Three of the four dorm-style rooms will house inmates, but the fourth room of the pod is being transformed into a multipurpose room that will include tables and office partitions for meetings, classes and interviews.
“We’re engaging people on these root-cause issues,” Tangen said.
He has already been connecting with agencies including the Clark County Department of Community Services, which works on issues such as chemical dependency and collaborates with other agencies on homelessness. Tangen has also been working with Goodwill, which has employment programs in place.
When brainstorming the program, the Clark County Sheriff’s Office consulted with staff at the Multnomah County Jail in Portland, which already has a re-entry program in place.
“It’s very much a nationwide trend leaning heavily toward re-entry,” Tangen said.
Chief Bishop describes the program as part of a cultural shift at the jail. The entire department was renamed from Custody to Corrections at the beginning of 2013.

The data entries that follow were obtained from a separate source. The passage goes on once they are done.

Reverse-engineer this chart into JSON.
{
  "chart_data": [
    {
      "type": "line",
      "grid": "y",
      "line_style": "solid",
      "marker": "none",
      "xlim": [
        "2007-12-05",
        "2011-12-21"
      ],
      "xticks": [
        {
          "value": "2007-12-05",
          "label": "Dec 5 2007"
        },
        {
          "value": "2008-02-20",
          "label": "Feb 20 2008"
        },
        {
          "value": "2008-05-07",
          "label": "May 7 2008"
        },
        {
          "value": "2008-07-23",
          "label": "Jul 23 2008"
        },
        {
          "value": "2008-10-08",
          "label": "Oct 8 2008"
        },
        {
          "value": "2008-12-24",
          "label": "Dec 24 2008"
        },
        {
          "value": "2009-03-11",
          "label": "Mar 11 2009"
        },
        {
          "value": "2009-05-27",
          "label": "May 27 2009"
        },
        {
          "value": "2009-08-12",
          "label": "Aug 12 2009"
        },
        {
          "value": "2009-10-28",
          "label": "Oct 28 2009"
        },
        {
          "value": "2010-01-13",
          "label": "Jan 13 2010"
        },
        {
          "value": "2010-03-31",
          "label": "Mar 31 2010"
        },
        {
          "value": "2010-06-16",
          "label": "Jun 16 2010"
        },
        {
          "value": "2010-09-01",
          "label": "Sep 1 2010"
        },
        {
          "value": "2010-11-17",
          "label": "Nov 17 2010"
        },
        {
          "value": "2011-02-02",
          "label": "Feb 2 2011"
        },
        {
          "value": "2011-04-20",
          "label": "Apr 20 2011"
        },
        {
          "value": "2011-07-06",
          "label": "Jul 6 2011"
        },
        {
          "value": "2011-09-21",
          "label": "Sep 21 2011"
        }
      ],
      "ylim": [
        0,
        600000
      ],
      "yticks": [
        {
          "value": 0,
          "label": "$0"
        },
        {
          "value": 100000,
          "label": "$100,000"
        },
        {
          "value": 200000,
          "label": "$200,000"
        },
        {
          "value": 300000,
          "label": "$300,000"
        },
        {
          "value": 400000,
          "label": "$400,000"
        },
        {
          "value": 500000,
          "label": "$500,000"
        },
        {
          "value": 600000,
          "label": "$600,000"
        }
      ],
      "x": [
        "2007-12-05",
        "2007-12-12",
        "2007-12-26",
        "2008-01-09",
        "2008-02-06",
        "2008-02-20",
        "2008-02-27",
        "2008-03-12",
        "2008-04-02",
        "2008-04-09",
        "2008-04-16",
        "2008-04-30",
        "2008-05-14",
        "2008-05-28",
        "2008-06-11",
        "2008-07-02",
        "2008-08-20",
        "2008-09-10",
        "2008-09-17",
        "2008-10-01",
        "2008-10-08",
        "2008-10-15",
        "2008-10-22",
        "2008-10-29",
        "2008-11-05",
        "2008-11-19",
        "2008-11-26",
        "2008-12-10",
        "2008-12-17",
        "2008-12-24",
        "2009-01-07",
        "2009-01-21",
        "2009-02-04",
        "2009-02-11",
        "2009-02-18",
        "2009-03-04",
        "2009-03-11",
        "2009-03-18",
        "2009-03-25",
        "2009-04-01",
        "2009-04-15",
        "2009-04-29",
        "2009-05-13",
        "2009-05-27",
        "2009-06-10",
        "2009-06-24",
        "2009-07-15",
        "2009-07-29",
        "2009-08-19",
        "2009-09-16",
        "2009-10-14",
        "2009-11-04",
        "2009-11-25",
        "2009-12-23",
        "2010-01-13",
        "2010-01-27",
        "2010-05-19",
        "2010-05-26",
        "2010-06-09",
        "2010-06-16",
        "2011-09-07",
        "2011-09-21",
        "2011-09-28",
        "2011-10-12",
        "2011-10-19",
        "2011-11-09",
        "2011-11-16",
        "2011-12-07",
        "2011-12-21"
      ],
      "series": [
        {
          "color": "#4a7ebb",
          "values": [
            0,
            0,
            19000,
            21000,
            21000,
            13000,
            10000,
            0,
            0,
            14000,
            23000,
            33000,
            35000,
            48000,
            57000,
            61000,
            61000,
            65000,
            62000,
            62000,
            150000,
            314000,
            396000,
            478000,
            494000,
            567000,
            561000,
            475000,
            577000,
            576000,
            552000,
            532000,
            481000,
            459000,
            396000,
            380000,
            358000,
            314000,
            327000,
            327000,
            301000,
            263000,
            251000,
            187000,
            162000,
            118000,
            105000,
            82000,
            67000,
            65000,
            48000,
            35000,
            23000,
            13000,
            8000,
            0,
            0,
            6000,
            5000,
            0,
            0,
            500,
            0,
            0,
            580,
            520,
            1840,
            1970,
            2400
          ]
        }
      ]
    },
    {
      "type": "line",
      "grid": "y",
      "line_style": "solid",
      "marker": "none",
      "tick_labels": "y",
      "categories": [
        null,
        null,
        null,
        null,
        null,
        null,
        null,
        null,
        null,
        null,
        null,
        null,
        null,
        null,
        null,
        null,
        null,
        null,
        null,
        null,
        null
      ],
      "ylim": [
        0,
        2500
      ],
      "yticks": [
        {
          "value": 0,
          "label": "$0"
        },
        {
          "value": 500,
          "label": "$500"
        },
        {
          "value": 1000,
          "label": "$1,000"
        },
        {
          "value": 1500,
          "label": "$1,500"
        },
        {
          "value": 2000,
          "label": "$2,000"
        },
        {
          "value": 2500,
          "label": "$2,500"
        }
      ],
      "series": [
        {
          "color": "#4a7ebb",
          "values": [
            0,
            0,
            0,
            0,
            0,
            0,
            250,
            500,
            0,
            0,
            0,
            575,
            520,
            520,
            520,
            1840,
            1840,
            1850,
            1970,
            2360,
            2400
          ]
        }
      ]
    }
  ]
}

“The staff suggested some of the changes, it’s been a team effort,” Bishop said.
Having worked as a corrections deputy for 19 years, Schubach said she is excited about the shift and the Re-Entry Program.

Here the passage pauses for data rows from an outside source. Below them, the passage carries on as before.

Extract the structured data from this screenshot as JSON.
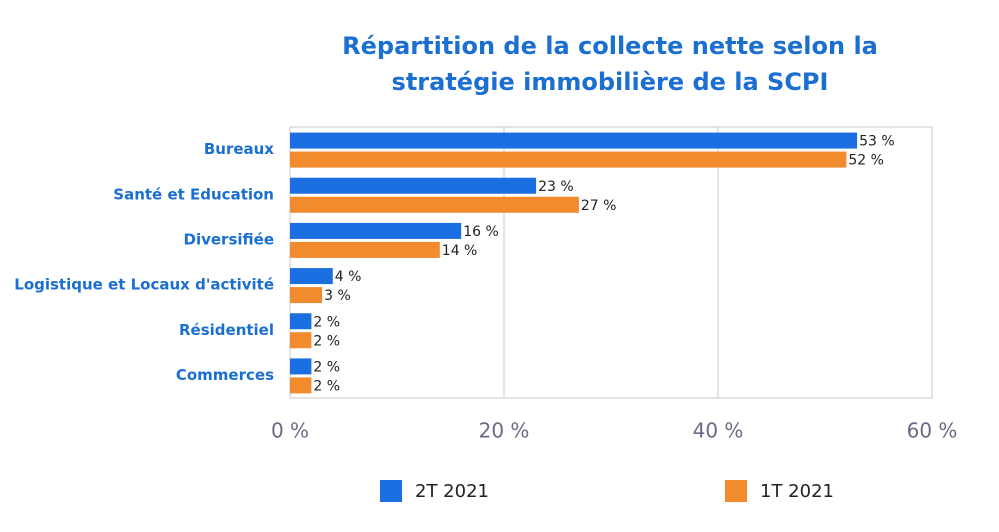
{
  "chart_data": {
    "type": "barh",
    "title": "Répartition de la collecte nette selon la stratégie immobilière de la SCPI",
    "categories": [
      "Bureaux",
      "Santé et Education",
      "Diversifiée",
      "Logistique et Locaux d'activité",
      "Résidentiel",
      "Commerces"
    ],
    "series": [
      {
        "name": "2T 2021",
        "color": "#1b6fe0",
        "values": [
          53,
          23,
          16,
          4,
          2,
          2
        ],
        "value_labels": [
          "53 %",
          "23 %",
          "16 %",
          "4 %",
          "2 %",
          "2 %"
        ]
      },
      {
        "name": "1T 2021",
        "color": "#f28a2e",
        "values": [
          52,
          27,
          14,
          3,
          2,
          2
        ],
        "value_labels": [
          "52 %",
          "27 %",
          "14 %",
          "3 %",
          "2 %",
          "2 %"
        ]
      }
    ],
    "xlim": [
      0,
      60
    ],
    "xticks": [
      {
        "value": 0,
        "label": "0 %"
      },
      {
        "value": 20,
        "label": "20 %"
      },
      {
        "value": 40,
        "label": "40 %"
      },
      {
        "value": 60,
        "label": "60 %"
      }
    ],
    "grid": true,
    "legend": "bottom"
  }
}
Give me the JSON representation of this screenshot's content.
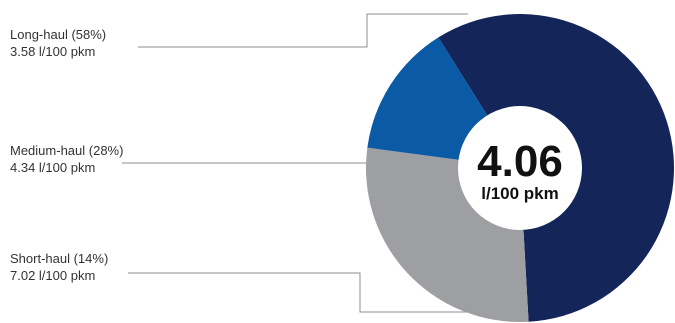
{
  "chart_data": {
    "type": "pie",
    "title": "",
    "center": {
      "value": "4.06",
      "unit": "l/100 pkm"
    },
    "slices": [
      {
        "label": "Long-haul (58%)",
        "detail": "3.58 l/100 pkm",
        "value": 58,
        "color": "#14255a"
      },
      {
        "label": "Medium-haul (28%)",
        "detail": "4.34 l/100 pkm",
        "value": 28,
        "color": "#9d9fa2"
      },
      {
        "label": "Short-haul (14%)",
        "detail": "7.02 l/100 pkm",
        "value": 14,
        "color": "#0a5aa6"
      }
    ],
    "legend_placement": "left"
  }
}
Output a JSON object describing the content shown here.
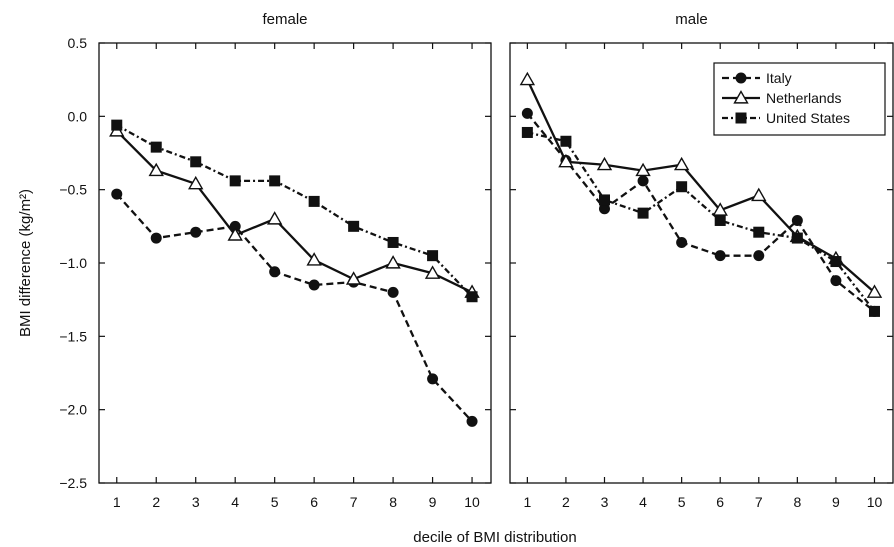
{
  "chart_data": {
    "type": "line",
    "xlabel": "decile of BMI distribution",
    "ylabel": "BMI difference (kg/m²)",
    "ylim": [
      -2.5,
      0.5
    ],
    "yticks": [
      0.5,
      0.0,
      -0.5,
      -1.0,
      -1.5,
      -2.0,
      -2.5
    ],
    "ytick_labels": [
      "0.5",
      "0.0",
      "−0.5",
      "−1.0",
      "−1.5",
      "−2.0",
      "−2.5"
    ],
    "x": [
      1,
      2,
      3,
      4,
      5,
      6,
      7,
      8,
      9,
      10
    ],
    "grid": false,
    "legend_position": "top-right",
    "panels": [
      {
        "title": "female",
        "series": [
          {
            "name": "Italy",
            "style": "dashed",
            "marker": "filled-circle",
            "values": [
              -0.53,
              -0.83,
              -0.79,
              -0.75,
              -1.06,
              -1.15,
              -1.13,
              -1.2,
              -1.79,
              -2.08
            ]
          },
          {
            "name": "Netherlands",
            "style": "solid",
            "marker": "open-triangle",
            "values": [
              -0.1,
              -0.37,
              -0.46,
              -0.81,
              -0.7,
              -0.98,
              -1.11,
              -1.0,
              -1.07,
              -1.2
            ]
          },
          {
            "name": "United States",
            "style": "dash-dot",
            "marker": "filled-square",
            "values": [
              -0.06,
              -0.21,
              -0.31,
              -0.44,
              -0.44,
              -0.58,
              -0.75,
              -0.86,
              -0.95,
              -1.23
            ]
          }
        ]
      },
      {
        "title": "male",
        "series": [
          {
            "name": "Italy",
            "style": "dashed",
            "marker": "filled-circle",
            "values": [
              0.02,
              -0.3,
              -0.63,
              -0.44,
              -0.86,
              -0.95,
              -0.95,
              -0.71,
              -1.12,
              -1.33
            ]
          },
          {
            "name": "Netherlands",
            "style": "solid",
            "marker": "open-triangle",
            "values": [
              0.25,
              -0.31,
              -0.33,
              -0.37,
              -0.33,
              -0.64,
              -0.54,
              -0.82,
              -0.97,
              -1.2
            ]
          },
          {
            "name": "United States",
            "style": "dash-dot",
            "marker": "filled-square",
            "values": [
              -0.11,
              -0.17,
              -0.57,
              -0.66,
              -0.48,
              -0.71,
              -0.79,
              -0.83,
              -0.99,
              -1.33
            ]
          }
        ]
      }
    ],
    "legend": [
      {
        "name": "Italy",
        "style": "dashed",
        "marker": "filled-circle"
      },
      {
        "name": "Netherlands",
        "style": "solid",
        "marker": "open-triangle"
      },
      {
        "name": "United States",
        "style": "dash-dot",
        "marker": "filled-square"
      }
    ]
  }
}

“This is what we’ve been needing,” she said. “Inmates, those who are aware of it, they want to be part of the program. It is offering something to them that they didn’t have before — and that’s support.”
Looking ahead
Since her day with Shubach, Stewart has gone back to jail twice. After her first release, she was stopped by a Portland police officer and she told him about the warrant out for her arrest and that she had a meth pipe with her. The second time she was released, she relapsed within a few days. When she went to her regular meeting with her probation officer, she admitted her failure.

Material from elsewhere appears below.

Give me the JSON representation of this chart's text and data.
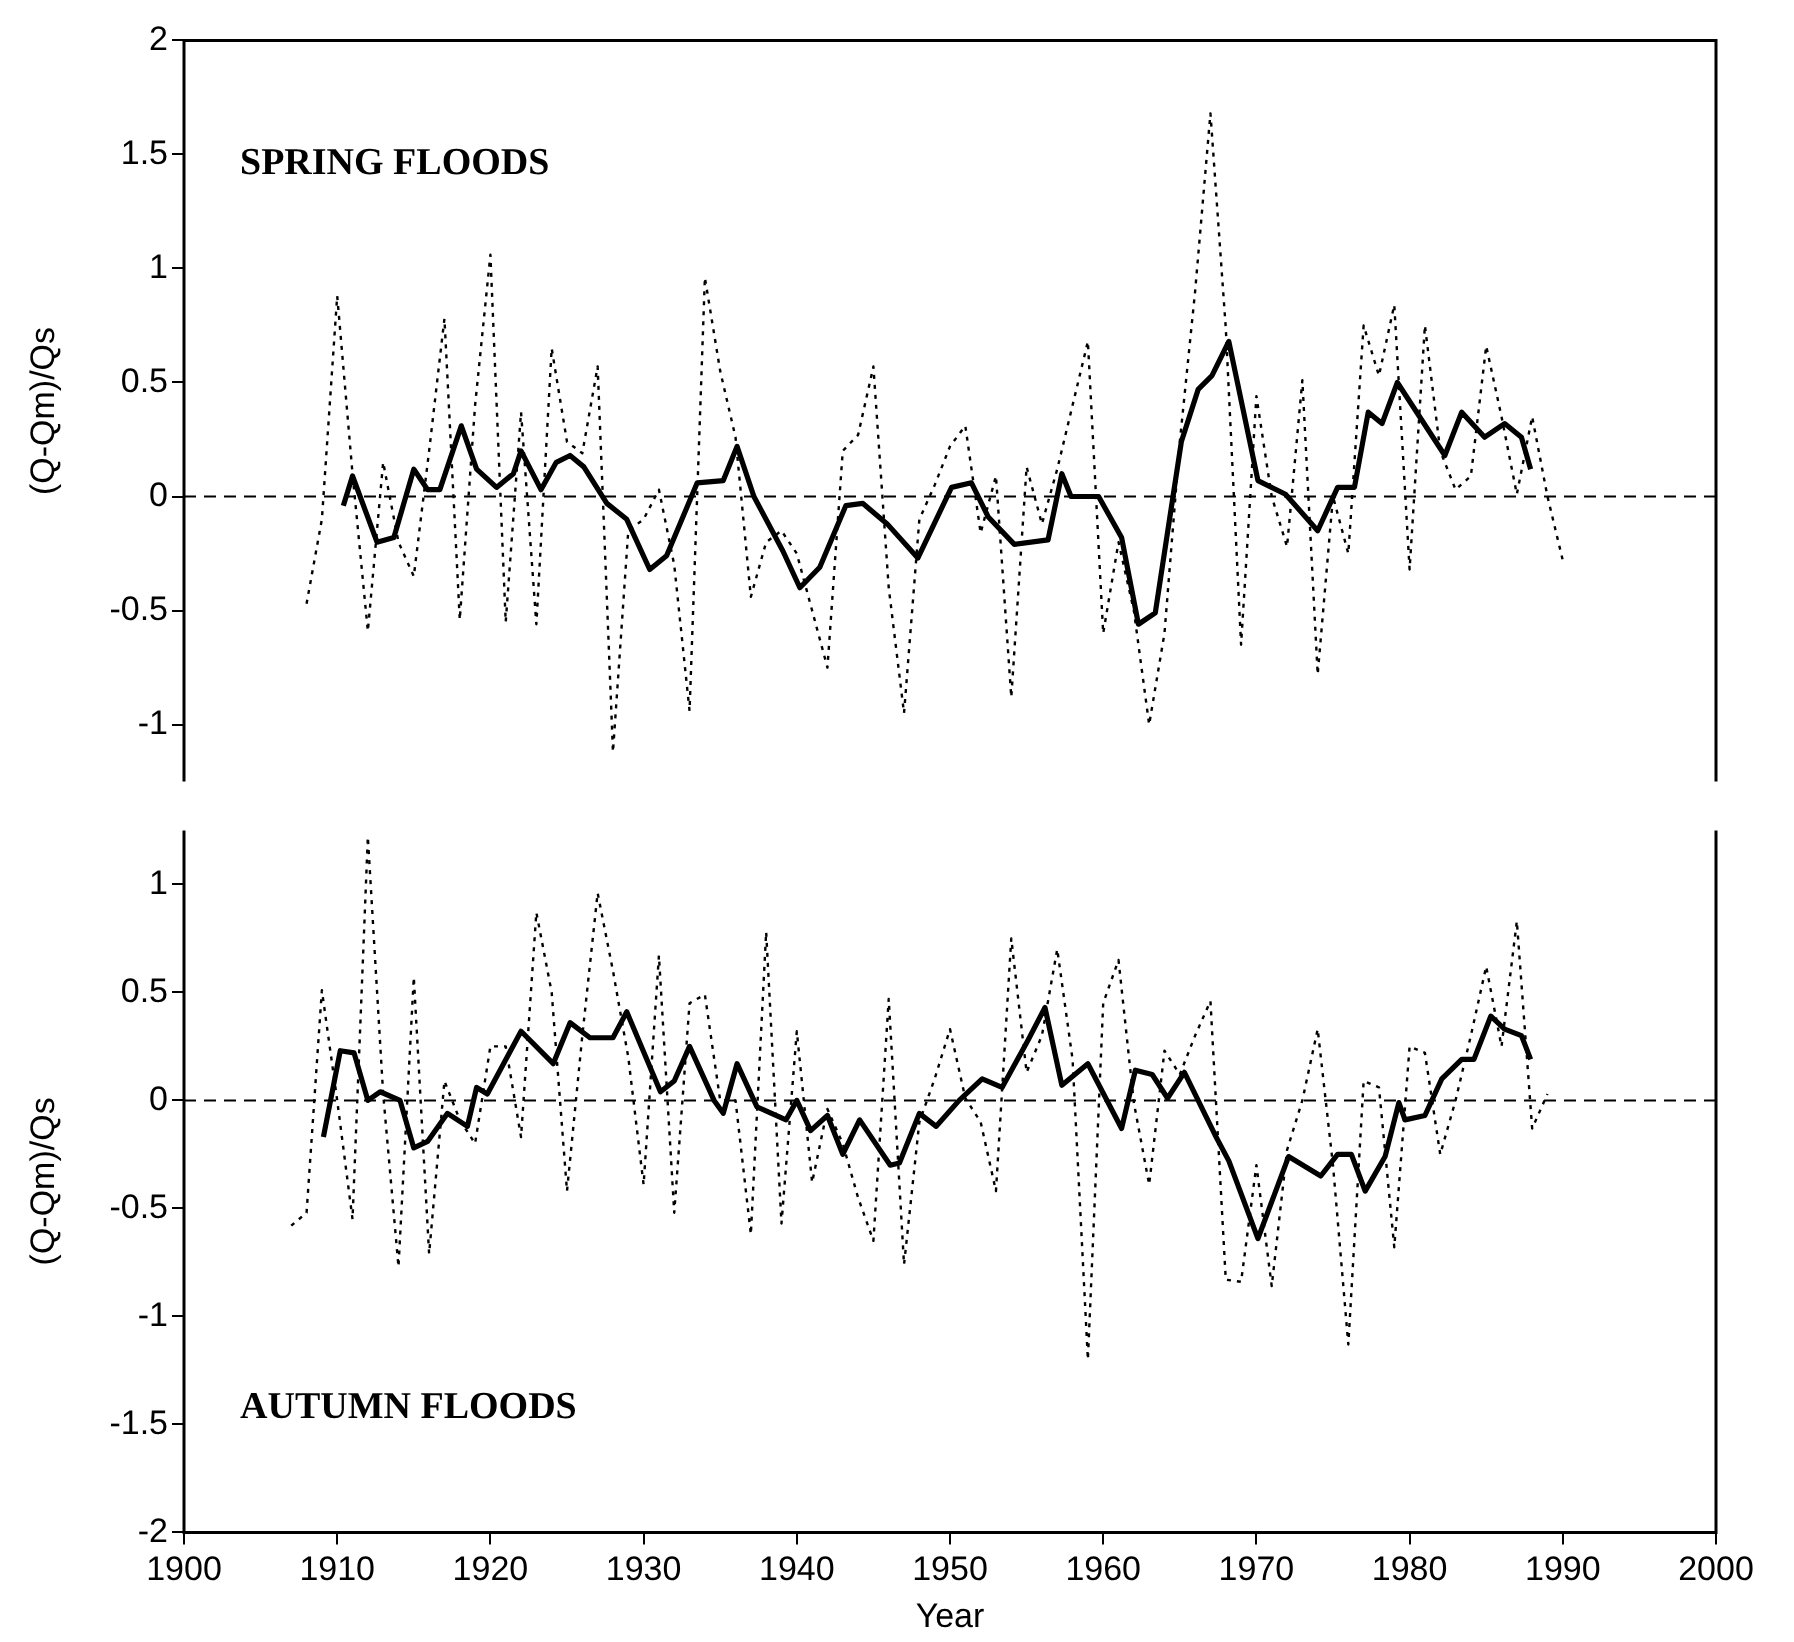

“If you keep your mouth shut, you can’t get help,” she said. “Methamphetamine, it’s my demon. It’s my dark cloud.”
Stewart said that she broke up with her boyfriend, who still uses drugs, and disassociated with drug users.
“I just had to do some things in my personal life before I could take the steps that (Schubach) had set up for me,” Stewart said. “Even though I failed, I finally took a big step for myself. … I had never asked for help before.”
She has slept under the Interstate 5 Bridge near the Marshall Community Center at night but has been looking into the various shelters. She sought housing from Grace Ministries and The Xchange but her application has not been completed.
After her most recent release on Nov. 14, she went to Giving Grace Ministries, another organization, and asked to help. Steve Young, who runs the daytime resource center for homeless people, told her she can volunteer, which she did for a few weeks, Young said.
A big motivator to stay sober is seeing her 9-year-old daughter — who lives with the girl’s dad. Another thing driving her, she said, is that she wants to set an example for other offenders who also struggle.
“I want to say: I finally did it,” Stewart said. “I want to be the example that everyone can look up to. … I want to see more people turn their life around like I’m starting to.”